Instruction, like teaching, is a balancing act between making sure everyone understands the concepts being communicated while also trying to ensure that those who fully understand don’t switch off. In aid of this balancing act, I’ve identified two thinking routines to add to your instructor toolbox that ensure members across the continuum remain engaged during your lessons.


Think, Pair, Share: Before you get started

The think, pair, share thinking routine is drawn from the Military Instructor Course and the Project Zero Thinking Routine Toolbox (2016).

What’s the end state?

  • Everyone has a chance to think about their answers before they speak.
  • If you were to ask the whole group of learners a question directly like, “What are the benefits of this incoming vehicle fleet?”, you might get one or two answers. If you allow the group to think individually about the question first, you’ll get a different answer from everyone.

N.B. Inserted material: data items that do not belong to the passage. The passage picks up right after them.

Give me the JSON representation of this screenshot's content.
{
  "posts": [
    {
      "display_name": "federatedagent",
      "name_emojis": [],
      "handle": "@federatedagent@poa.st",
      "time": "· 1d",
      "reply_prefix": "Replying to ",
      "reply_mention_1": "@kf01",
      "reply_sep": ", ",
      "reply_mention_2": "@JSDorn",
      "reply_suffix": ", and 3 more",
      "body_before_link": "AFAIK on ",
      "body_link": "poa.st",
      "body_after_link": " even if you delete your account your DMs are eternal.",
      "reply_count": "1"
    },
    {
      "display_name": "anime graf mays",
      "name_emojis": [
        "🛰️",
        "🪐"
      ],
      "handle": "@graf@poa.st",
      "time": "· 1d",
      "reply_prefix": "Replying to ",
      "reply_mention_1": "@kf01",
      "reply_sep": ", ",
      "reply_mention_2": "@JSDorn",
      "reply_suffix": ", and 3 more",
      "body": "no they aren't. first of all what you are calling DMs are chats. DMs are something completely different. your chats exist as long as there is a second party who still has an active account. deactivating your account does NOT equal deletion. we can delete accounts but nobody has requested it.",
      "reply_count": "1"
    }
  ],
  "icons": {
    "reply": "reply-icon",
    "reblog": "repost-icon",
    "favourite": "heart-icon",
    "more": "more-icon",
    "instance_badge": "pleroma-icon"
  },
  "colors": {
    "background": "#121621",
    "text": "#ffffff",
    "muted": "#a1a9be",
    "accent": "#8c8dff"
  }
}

Try using this routine with:

  • Questions and concepts that are open ended. If there’s room for multiple answers or interpretations, there’s no cap on what competent and proficient learners can be thinking about.
  • Lessons where you know incidental peer learning would be handy to include. For example, if you’re teaching a lesson about equipment that you know half of the group have had a lot of experience using but half have not, allowing them to think first then discuss their ideas ensures a transfer of experience to the novice learners.
  • Works well at the end of a teaching stage to consolidate learning, and at the beginning of a lesson to gauge and validate the prior knowledge of the group.


  • Using a timer is crucial. If you can set a timer on your phone, it will ensure you allow enough time for the quiet “think” component of the ‘think, pair, share’ thinking routine but not so much time for the “pair” component that the discussion moves off topic.
  • Write the question on a board where possible to make sure learners can keep coming back to it as an anchor for their thinking.

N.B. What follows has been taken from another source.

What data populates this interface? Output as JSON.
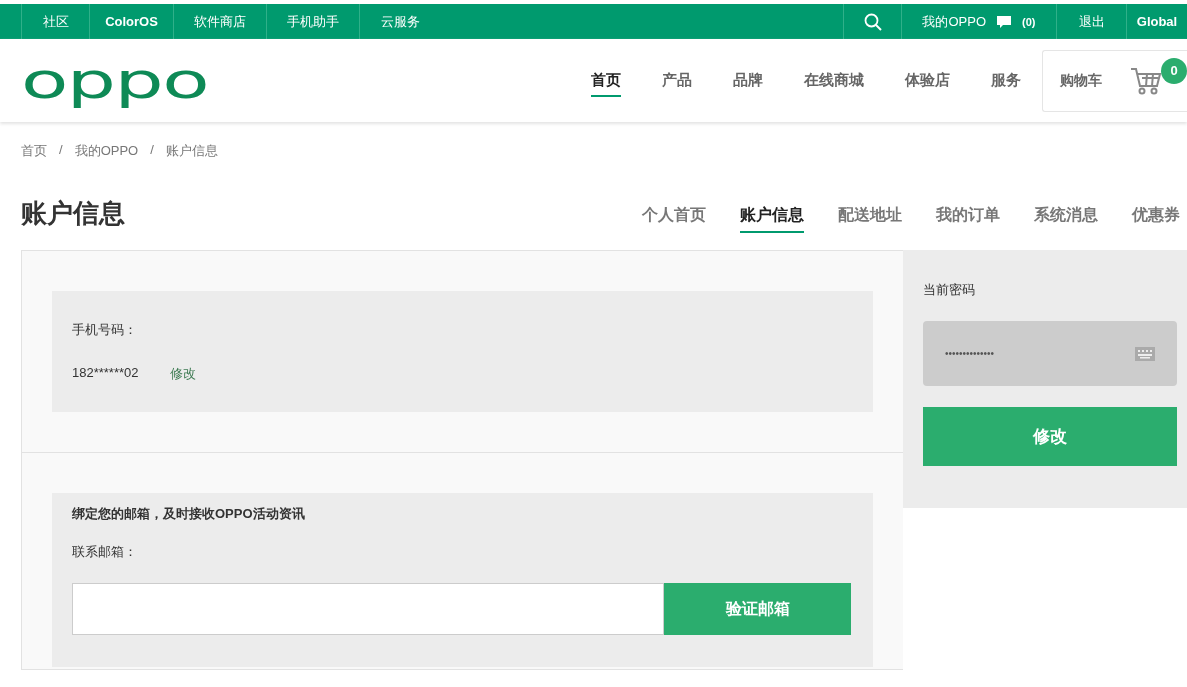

Think, Pair, Share: Routine procedure

  1. Ask learners to open to a new page in their notebooks. Present the question, then set a timer between 2-5 minutes in which they should write what they think about that question.


  1. Now get learners to pair up with someone. Learners have two minutes to present what they think about the question to their partner (one minute each).


  1. Bring the group back together and ask the pairs to offer what they were discussing. You might want to draw out any major differences, similarities or consensuses being reached by the pairs at this point.



The 3 Whys: Before you get started

This routine is drawn from the Project Zero Thinking Routine Toolbox (2016).

What’s the end state?

  • Learners are able to scale their learning and understand what the concepts mean for them as well as the bigger picture.
  • Assists the instructor in making connections between what is being learned and the real-world implications of the concept.

Try using this routine with:

  • Your conclusion, to draw out the, “So what? What does this all mean for our job? Why is this even important?”


  • Leave some time for discussion after this one. You might find that your competent and proficient learners go on a bit of a tangent or spark ideas in the other learners. Remember that this discussion can provide productive incidental learning, so plan to have couple of minutes up your sleeve for it.

The 3 Whys: Routine procedure

With reference to the content being taught, ask learners to write down their answer to three questions:

  1. Why is this important for me?
  2. Why is this important for the unit?
  3. Why is this important for the Australian Army?

NOTE: Change the scale as needed. For example, it might be more relevant to think about why the concept is important for the individual, then their section, and finally the platoon.



Challenging learners at all stages of development is important. Challenging experienced learners in the workplace is crucial for the continual development of those members. Catering for diverse learner groups is challenging, so stow these routines in your instructor toolbox to ensure you keep the more competent and proficient end of your group engaged.